Übergangsreglung EPÜ2000

grond

*** KT-HERO ***
Auf was für Ideen man so kommen kann, wenn man versucht, sein Wissen an möglichst bizarren Fällen zu testen:

welches Recht kommt zur Anwendung, wenn eine EP-Anmeldung vor dem 13.12.07 eingereicht wurde, aber nach dem 13.12. fehlende Teile nachgereicht wurden, so dass das Datum der Einreichung und der Anmeldetag auseinanderfallen? Der Anmeldetag müsste ja wohl entscheidend sein, oder?
 

Tiger-Pat-Ente

SILBER - Mitglied
Es gibt ein interessantes Dokument beim EPA über die Übergangsbestimmungen: http://documents.epo.org/projects/babylon/eponet.nsf/0/B06BBB6AE8C22ECCC125735B0052AD12/$File/EPC_2000_Transitional_Provisions_en.pdf

Die Antwort lautet wie immer: Es kommt auf den Fall drauf an.

Unter Punkt 1.4. (des oben genannten Dokuments) wird angemerkt, dass R56 nur für EP-Anmeldungen mit einem Einreichungstag ab 13.12.2007 angewandt werden kann.

Weiter heisst es aber, dass wenn sich der Anmelder für eine Nachdatierung der Anmeldung entscheidet (z.B. auf Antrag, wenn innert 1 Monat vor 13.12.2007 eingereicht), dann die R56 angewandt werden kann.

Falls die Anmeldung ein AT vor 13.12.2007 hat und die Zeichnungen fehlen, so ist die R43 (EPÜ 1973) auch nach dem Inkrafttreten des EPÜ 2000 anzuwenden.
 

grond

*** KT-HERO ***
Tiger-Pat-Ente schrieb:
Falls die Anmeldung ein AT vor 13.12.2007 hat und die Zeichnungen fehlen, so ist die R43 (EPÜ 1973) auch nach dem Inkrafttreten des EPÜ 2000 anzuwenden.
Das ist der Fall, den ich meine, und die Antwort ist spannend. Was heißt das für die Anwendung von Art. 54(4) EPÜ73, wenn eine Anmeldung vor dem 13.12.07 eingereicht wurde, aber aufgrund von fehlenden Zeichnungen wegen R.43 EPÜ73 sich der Anmeldetag auf den 13.12.07 oder später verschiebt?

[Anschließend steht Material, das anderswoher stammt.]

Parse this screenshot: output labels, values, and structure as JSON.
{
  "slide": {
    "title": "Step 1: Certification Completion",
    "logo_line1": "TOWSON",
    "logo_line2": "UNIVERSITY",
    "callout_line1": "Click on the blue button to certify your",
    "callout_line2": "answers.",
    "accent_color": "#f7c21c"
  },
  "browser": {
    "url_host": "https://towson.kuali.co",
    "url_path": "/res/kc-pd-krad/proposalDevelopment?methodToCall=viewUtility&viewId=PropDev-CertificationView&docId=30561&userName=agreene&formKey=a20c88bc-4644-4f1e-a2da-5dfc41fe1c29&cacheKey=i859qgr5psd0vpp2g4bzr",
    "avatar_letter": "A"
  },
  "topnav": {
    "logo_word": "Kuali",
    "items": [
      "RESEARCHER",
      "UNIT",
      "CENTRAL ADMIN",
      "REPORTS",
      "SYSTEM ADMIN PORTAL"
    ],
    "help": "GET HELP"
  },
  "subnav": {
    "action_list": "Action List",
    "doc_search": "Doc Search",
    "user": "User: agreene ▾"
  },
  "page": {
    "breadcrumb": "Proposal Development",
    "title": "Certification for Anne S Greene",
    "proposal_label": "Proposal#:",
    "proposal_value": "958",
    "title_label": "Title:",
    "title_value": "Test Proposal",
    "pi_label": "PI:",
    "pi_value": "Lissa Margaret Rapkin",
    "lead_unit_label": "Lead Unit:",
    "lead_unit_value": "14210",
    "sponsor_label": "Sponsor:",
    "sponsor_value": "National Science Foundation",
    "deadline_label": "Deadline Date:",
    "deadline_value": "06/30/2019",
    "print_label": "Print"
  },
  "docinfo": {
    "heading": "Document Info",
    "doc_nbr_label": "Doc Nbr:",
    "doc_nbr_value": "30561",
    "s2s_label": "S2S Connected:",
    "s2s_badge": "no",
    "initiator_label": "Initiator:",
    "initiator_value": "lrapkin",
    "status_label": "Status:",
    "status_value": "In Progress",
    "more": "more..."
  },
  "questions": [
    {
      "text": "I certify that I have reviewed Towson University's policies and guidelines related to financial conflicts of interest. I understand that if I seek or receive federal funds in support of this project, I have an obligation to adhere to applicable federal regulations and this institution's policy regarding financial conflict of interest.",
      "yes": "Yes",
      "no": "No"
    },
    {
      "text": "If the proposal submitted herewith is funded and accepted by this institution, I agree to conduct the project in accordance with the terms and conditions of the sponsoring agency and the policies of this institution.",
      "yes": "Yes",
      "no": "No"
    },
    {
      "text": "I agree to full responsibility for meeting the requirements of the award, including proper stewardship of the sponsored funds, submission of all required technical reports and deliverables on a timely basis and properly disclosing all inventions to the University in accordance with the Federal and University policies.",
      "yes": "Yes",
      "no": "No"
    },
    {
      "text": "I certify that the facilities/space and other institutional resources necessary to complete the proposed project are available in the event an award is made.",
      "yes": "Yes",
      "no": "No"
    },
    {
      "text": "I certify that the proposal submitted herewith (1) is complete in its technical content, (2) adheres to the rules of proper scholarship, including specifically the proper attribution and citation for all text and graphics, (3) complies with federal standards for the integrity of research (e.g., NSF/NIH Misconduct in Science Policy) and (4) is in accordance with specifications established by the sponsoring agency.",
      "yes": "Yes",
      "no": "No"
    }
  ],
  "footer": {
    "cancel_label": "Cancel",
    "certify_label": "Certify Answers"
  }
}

Der parallele Fall unter Punkt 1.3.1 des Dokuments würde m.E. eine Anwendung des EPÜ2000 nahelegen. Dort geht es um Mängel unter dem EPÜ73, die unter dem EPÜ2000 nicht verhindern würden, dass ein Anmeldetag zuerkannt wird. Werden die Mängel vor dem 13.12. behoben, folgt ein Anmeldetag unter dem EPÜ73, wenn nicht, werden die Mängel sozusagen automatisch am 13.12. behoben, so dass dies der Anmeldetag wird. Dementsprechend wird dann diese Anmeldung unter dem EPÜ2000 behandelt. Ich denke, so müsste es dann auch hier laufen, wenn die fehlenden Zeichnungen erst am oder nach dem 13.12. nachgereicht werden.
 

Lysios

*** KT-HERO ***
Mit diesem Dokument (Transitional Practice) ist das auch so eine Sache.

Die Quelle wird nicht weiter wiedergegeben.